The researchers, led by Lisanne Blauw of the Department of Medicine at Leiden University Medical Centre in Germany, found that a 1°C rise in ambient temperature could be responsible for 100,000 annual cases of diabetes in the US alone.

Diabetes affects 415 million people across the globe. The condition is a major cause of stroke, kidney disease and heart attack. The World Health Organisation (WHO) predicts it will be the seventh highest cause of death by 2030.

To arrive at their unsettling conclusion, Blauw’s team analysed data from the US Diabetes Surveillance System across all US states and territories between 1996 and 2000, and from 190 countries included in the WHO Global Health Observatory.

The authors used data on mean annual temperature from the US National Centre for Environmental Information and the Climatic Research Unit at the University of East Anglia. They found that for every 1°C rise in temperature the US incidence of diabetes rose by 0.314 cases per 1000 people and the global prevalence of glucose intolerance went up by 0.17%, or 1.7 per 1000 people. The results held after adjusting for the effects of obesity.

But how could a warming planet possibly make diabetes worse? The researchers speculate that it might all come down to a little known site of body fat storage called brown adipose tissue (BAT). In cold weather BAT gets active as fat reserves are burned to generate heat. In the process, increasing amounts of free fatty acids, a decent proportion of which we eat as animal fats and vegetable oils, are deposited in it.
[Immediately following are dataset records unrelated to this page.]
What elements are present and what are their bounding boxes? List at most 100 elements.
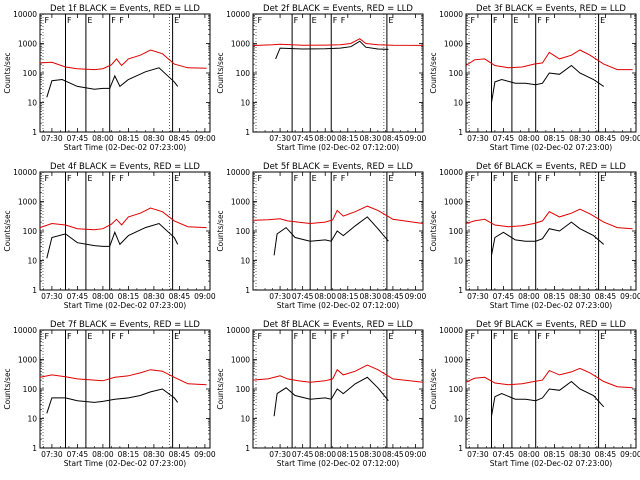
y-tick-label: 10 <box>240 257 250 266</box>
y-tick-label: 100 <box>23 385 38 394</box>
y-tick-label: 10000 <box>226 326 250 335</box>
interval-marker: E <box>600 174 605 183</box>
y-tick-label: 10000 <box>439 326 463 335</box>
x-axis-label: Start Time (02-Dec-02 07:23:00) <box>490 459 612 468</box>
x-tick-label: 08:00 <box>518 292 540 301</box>
y-tick-label: 100 <box>236 69 251 78</box>
interval-marker: F <box>111 16 116 25</box>
x-tick-label: 07:45 <box>292 292 314 301</box>
x-tick-label: 08:30 <box>360 450 382 459</box>
interval-marker: F <box>333 16 338 25</box>
x-tick-label: 07:30 <box>41 450 63 459</box>
interval-marker: F <box>294 174 299 183</box>
x-tick-label: 09:00 <box>405 292 427 301</box>
x-tick-label: 09:00 <box>405 134 427 143</box>
x-axis-label: Start Time (02-Dec-02 07:23:00) <box>64 301 186 310</box>
x-tick-label: 08:30 <box>569 292 591 301</box>
interval-marker: F <box>45 174 50 183</box>
events-series-line <box>46 67 179 98</box>
x-tick-label: 08:00 <box>92 292 114 301</box>
x-tick-label: 07:45 <box>67 134 89 143</box>
x-axis-label: Start Time (02-Dec-02 07:23:00) <box>490 143 612 152</box>
y-tick-label: 10 <box>27 257 37 266</box>
y-tick-label: 1 <box>458 286 463 295</box>
interval-marker: F <box>119 332 124 341</box>
interval-marker: F <box>119 16 124 25</box>
y-tick-label: 100 <box>236 227 251 236</box>
x-tick-label: 08:45 <box>382 450 404 459</box>
y-tick-label: 100 <box>449 69 464 78</box>
x-tick-label: 07:45 <box>67 450 89 459</box>
lld-series-line <box>465 208 633 230</box>
y-tick-label: 1000 <box>18 356 37 365</box>
interval-marker: F <box>537 174 542 183</box>
interval-marker: F <box>67 332 72 341</box>
y-tick-label: 1000 <box>444 356 463 365</box>
y-tick-label: 10 <box>240 99 250 108</box>
y-axis-label: Counts/sec <box>216 52 225 93</box>
x-axis-label: Start Time (02-Dec-02 07:23:00) <box>64 143 186 152</box>
y-axis-label: Counts/sec <box>429 52 438 93</box>
y-tick-label: 1 <box>458 128 463 137</box>
interval-marker: F <box>294 16 299 25</box>
interval-marker: F <box>258 16 263 25</box>
interval-marker: F <box>545 16 550 25</box>
interval-marker: F <box>341 332 346 341</box>
panel-title: Det 7f BLACK = Events, RED = LLD <box>50 320 200 330</box>
x-tick-label: 07:30 <box>467 134 489 143</box>
y-tick-label: 10 <box>453 257 463 266</box>
x-tick-label: 08:15 <box>118 292 140 301</box>
events-series-line <box>491 221 605 256</box>
interval-marker: E <box>312 174 317 183</box>
lld-series-line <box>39 207 207 231</box>
interval-marker: F <box>45 16 50 25</box>
x-tick-label: 07:30 <box>269 134 291 143</box>
x-tick-label: 08:45 <box>595 450 617 459</box>
x-tick-label: 08:45 <box>595 134 617 143</box>
x-tick-label: 08:00 <box>518 134 540 143</box>
x-tick-label: 08:30 <box>143 134 165 143</box>
x-tick-label: 09:00 <box>620 292 640 301</box>
interval-marker: F <box>67 16 72 25</box>
lld-series-line <box>252 38 424 47</box>
x-tick-label: 08:15 <box>544 292 566 301</box>
x-tick-label: 08:00 <box>92 134 114 143</box>
interval-marker: E <box>312 16 317 25</box>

The researchers hypothesise that hot weather reverses this. Lower BAT activity means more free fatty acids circulating elsewhere, where they can hamper insulin doing its job of clearing glucose from the blood, and have been implicated in diabetes.

The findings have been received cautiously by Australian experts. Monash University physician and epidemiologist Barbora De Courten stressed that poor diet, physical inactivity and socioeconomic disadvantage are likely to be more important determinants of diabetes than ambient temperature.

“The study shows no association between prevalence of diabetes and ambient temperature in Europe or Asia. In the South Pacific, which drives the association, transition to a Western diet is a more plausible cause,” she says. “Importantly, our environment is not always determined by outside temperatures. We’ve modified our environment to make it more liveable. In Ottawa you have central heating and in Arizona you have efficient air conditioning.”

Paul Zimmet, leading diabetes researcher at Monash and Honorary President of the International Diabetes Federation, said, “Some data on diabetes are self-reported, which is rather unreliable, and the use of fasting plasma glucose in both US and global studies to diagnose diabetes underestimates its prevalence by up to 30%.

“While temperature might contribute to the epidemic, I suspect it is pretty minor.  Type 2 diabetes is very heterogeneous with many potential risk factors.”